KR | We are referring to schools, which help break cycles of violence because education dissipates fear. We also want to divert police funds toward transformative justice initiatives, and make sure schoolchildren are learning about transformative justice. Counseling services are too often underfunded, so we want to make sure money goes to that as well. Police funds could also be put toward making necessities like housing and healthcare more affordable.
We know that police are insufficient to solve the problem of gender-based violence. Just look at Chicago. With how policed it is, and how big the police budget is, you would think that we are the safest city in the world. But we are not.
TRC | The #SayHerName movement has typically been about black women and girls. But not for BYP100. You have taken special care to also raise awareness about the harm faced by femmes and the gender nonconforming. Why is this sort of inclusivity so important?
KR | It is important because these are the people who have been kept out. They have been marginalized and oppressed. We are in the year 2020, and it is still happening.
Freedom starts from ground-up — not from the top-down. And we know that when black trans, femmes, and gender nonconforming people are free, all of us are truly free. It is inclusivity, but it is also fighting against discrimination which should have been dealt with a long time ago. BYP100 wants to highlight and illuminate the struggles of heteronormativity’s biggest victims. We have to admit the harm that has been done.
TRC | In a video on your website, BYP100 refers to itself as the “black-queer-feminist organization of this time.” How fond are you of the term “intersectionality,” and in what ways does it inform your activism?
KR | The black-queer-feminist lens and praxis inspires everything that we do. It is something of a mandate on our activism. BYP100 is fond of the term “intersectionality” because we recognize the different layers of oppression. We also recognize that now, more than ever, is the time to uplift the voices of diverse and disparate communities.
As far as integrating intersectionality into our activism, BYP100 tries to stay up-to-date with legislation and policies that affect marginalized peoples. We also make sure that we have black trans and gender nonconforming folks in our leadership. BYP100 also tries to partner with different black trans-led organizations.
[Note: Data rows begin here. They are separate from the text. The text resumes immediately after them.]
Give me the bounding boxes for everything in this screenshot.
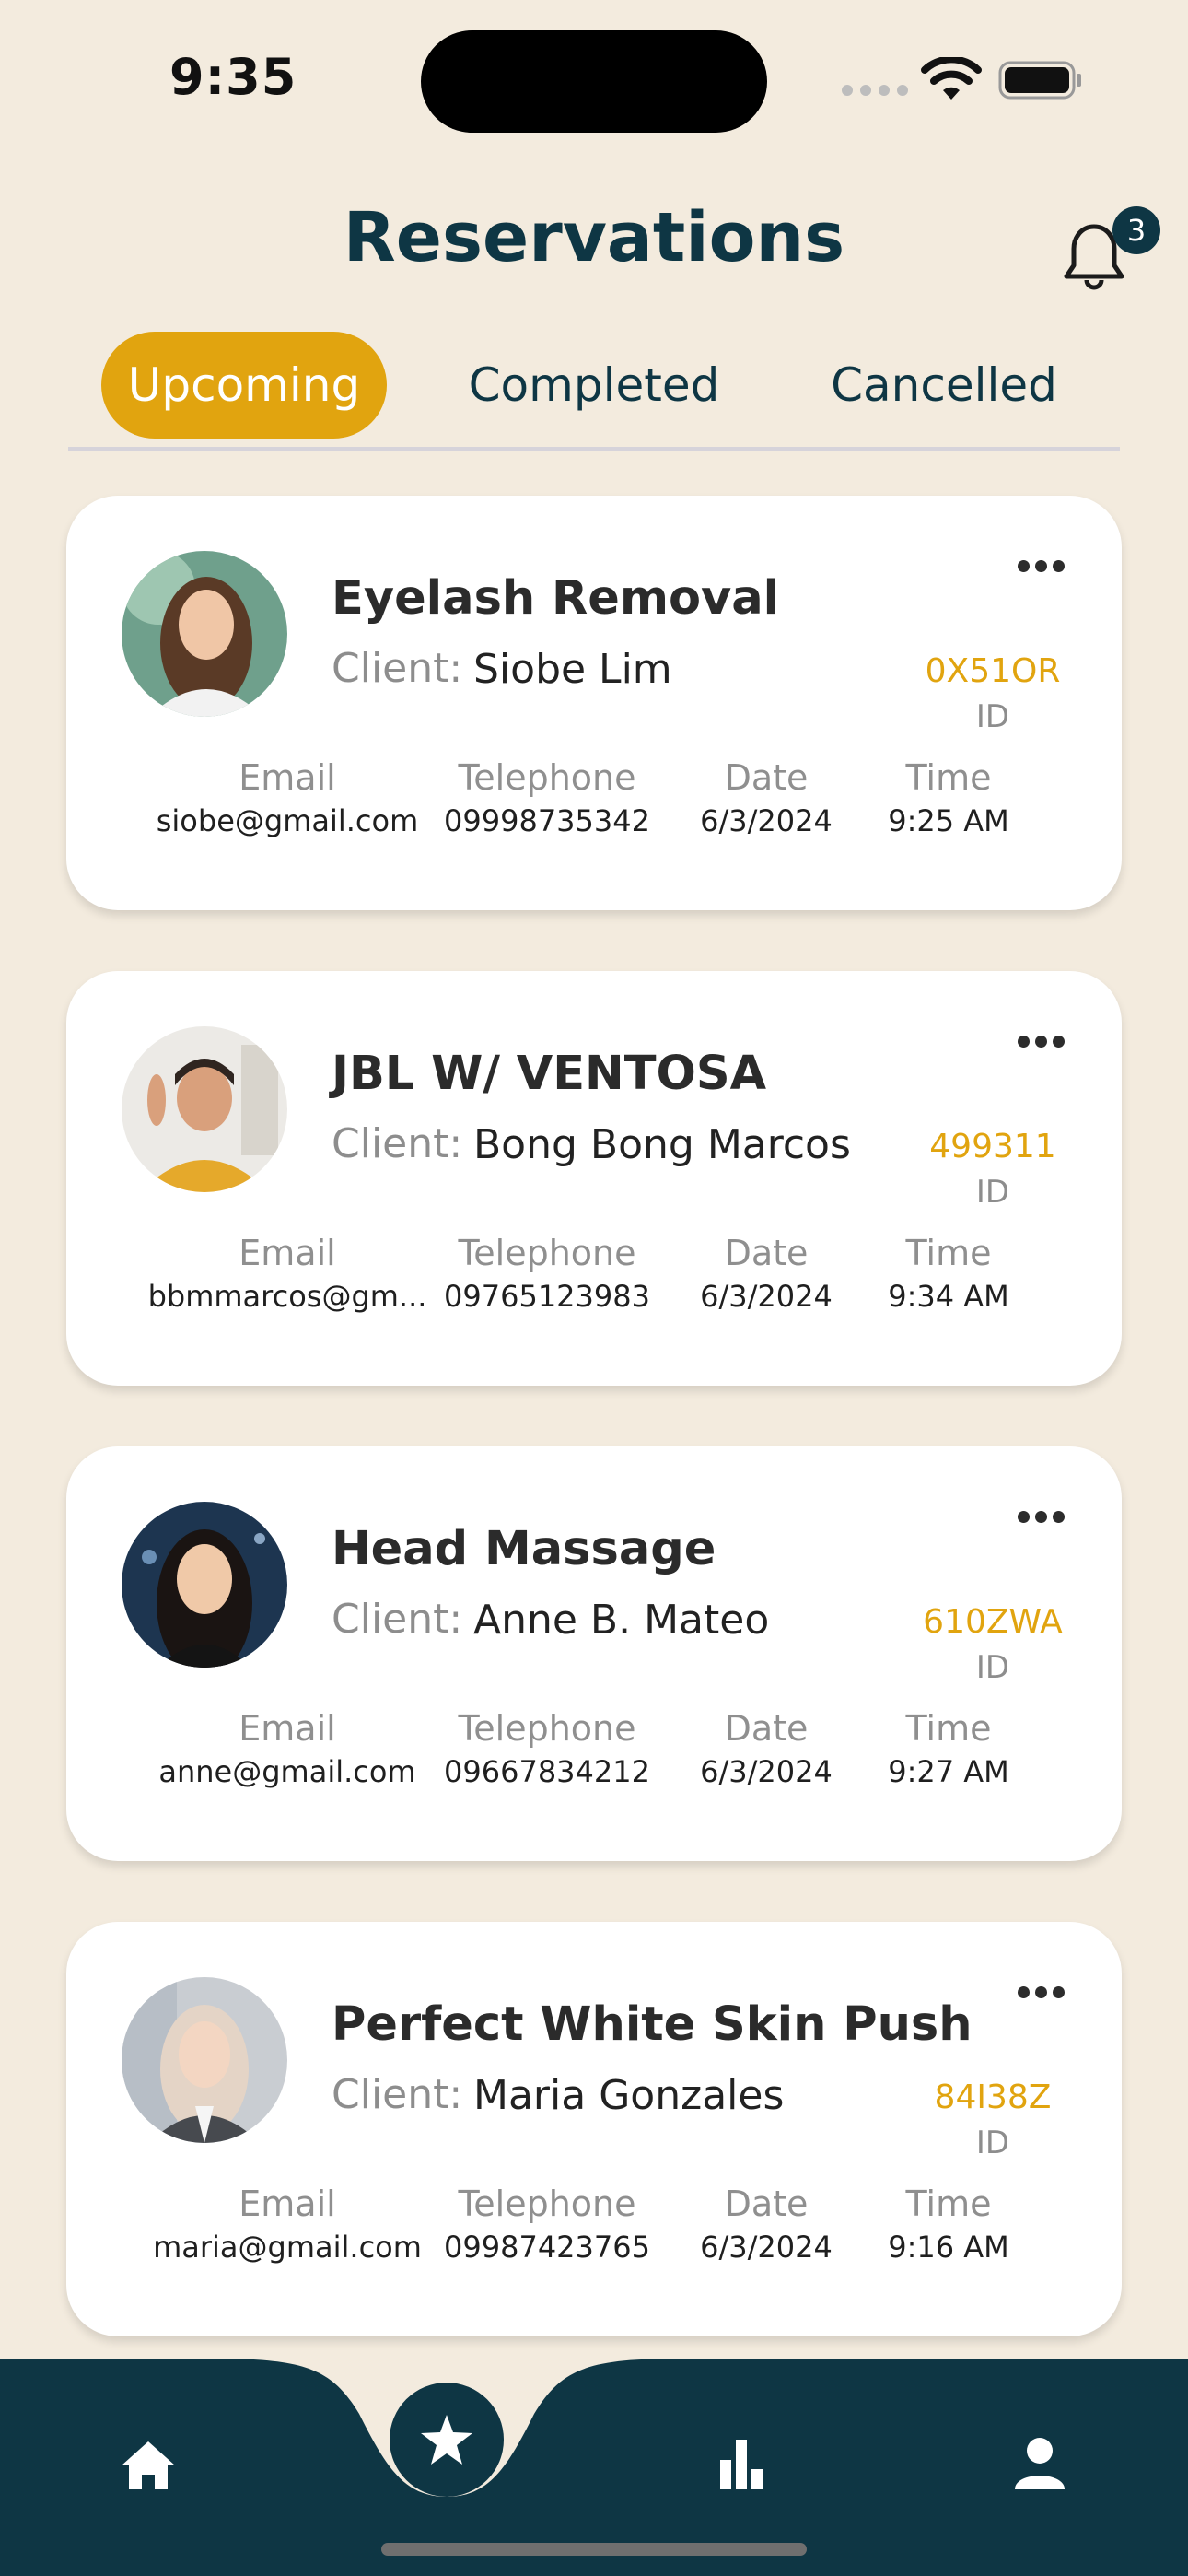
service-name: Head Massage (332, 1522, 716, 1576)
client-label: Client: (332, 2071, 463, 2118)
id-label: ID (975, 1649, 1010, 1686)
reservation-card[interactable]: Eyelash Removal Client: Siobe Lim 0X51OR… (66, 496, 1122, 910)
avatar (122, 1977, 287, 2143)
time-value: 9:27 AM (888, 1754, 1009, 1789)
dynamic-island (421, 30, 767, 133)
time-value: 9:25 AM (888, 803, 1009, 838)
more-options-icon[interactable] (1011, 1505, 1070, 1528)
reservation-card[interactable]: Perfect White Skin Push Client: Maria Go… (66, 1922, 1122, 2336)
client-label: Client: (332, 1596, 463, 1643)
client-name: Bong Bong Marcos (473, 1121, 851, 1168)
reservation-id: 84I38Z (934, 2078, 1052, 2116)
date-value: 6/3/2024 (700, 1754, 833, 1789)
id-label: ID (975, 698, 1010, 735)
time-value: 9:16 AM (888, 2230, 1009, 2265)
client-name: Siobe Lim (473, 646, 672, 693)
email-label: Email (239, 757, 336, 798)
time-label: Time (905, 1233, 992, 1273)
reservation-id: 499311 (929, 1128, 1056, 1165)
telephone-label: Telephone (458, 2184, 636, 2224)
home-icon[interactable] (120, 2440, 177, 2491)
time-label: Time (905, 1708, 992, 1749)
reservation-id: 610ZWA (923, 1603, 1063, 1641)
time-label: Time (905, 757, 992, 798)
date-value: 6/3/2024 (700, 803, 833, 838)
time-label: Time (905, 2184, 992, 2224)
home-indicator (381, 2543, 807, 2556)
notification-badge: 3 (1112, 206, 1160, 254)
id-label: ID (975, 2125, 1010, 2161)
time-value: 9:34 AM (888, 1279, 1009, 1314)
email-value: maria@gmail.com (153, 2230, 422, 2265)
telephone-value: 09765123983 (444, 1279, 650, 1314)
tab-bar: Upcoming Completed Cancelled (0, 332, 1188, 439)
date-label: Date (724, 2184, 809, 2224)
email-value: siobe@gmail.com (156, 803, 419, 838)
telephone-value: 09998735342 (444, 803, 650, 838)
tabs-divider (68, 447, 1120, 451)
person-icon[interactable] (1013, 2436, 1066, 2491)
bar-chart-icon[interactable] (718, 2438, 764, 2489)
service-name: Perfect White Skin Push (332, 1997, 973, 2052)
email-value: anne@gmail.com (158, 1754, 416, 1789)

The Transgender Day of Rememberance is coming up, and we are working with them to plan how we will honor the victims of transphobia.
BYP100 does not use intersectionality to belabor our differences. Rather, we use it to show the overwhelming power that we have when we truly come together. All marginalized people, fighting as one, are unstoppable. We built all of this, and we can tear it down too.
This is a shortened version of the full interview, which will be published in the print issue of The Activist, due in February.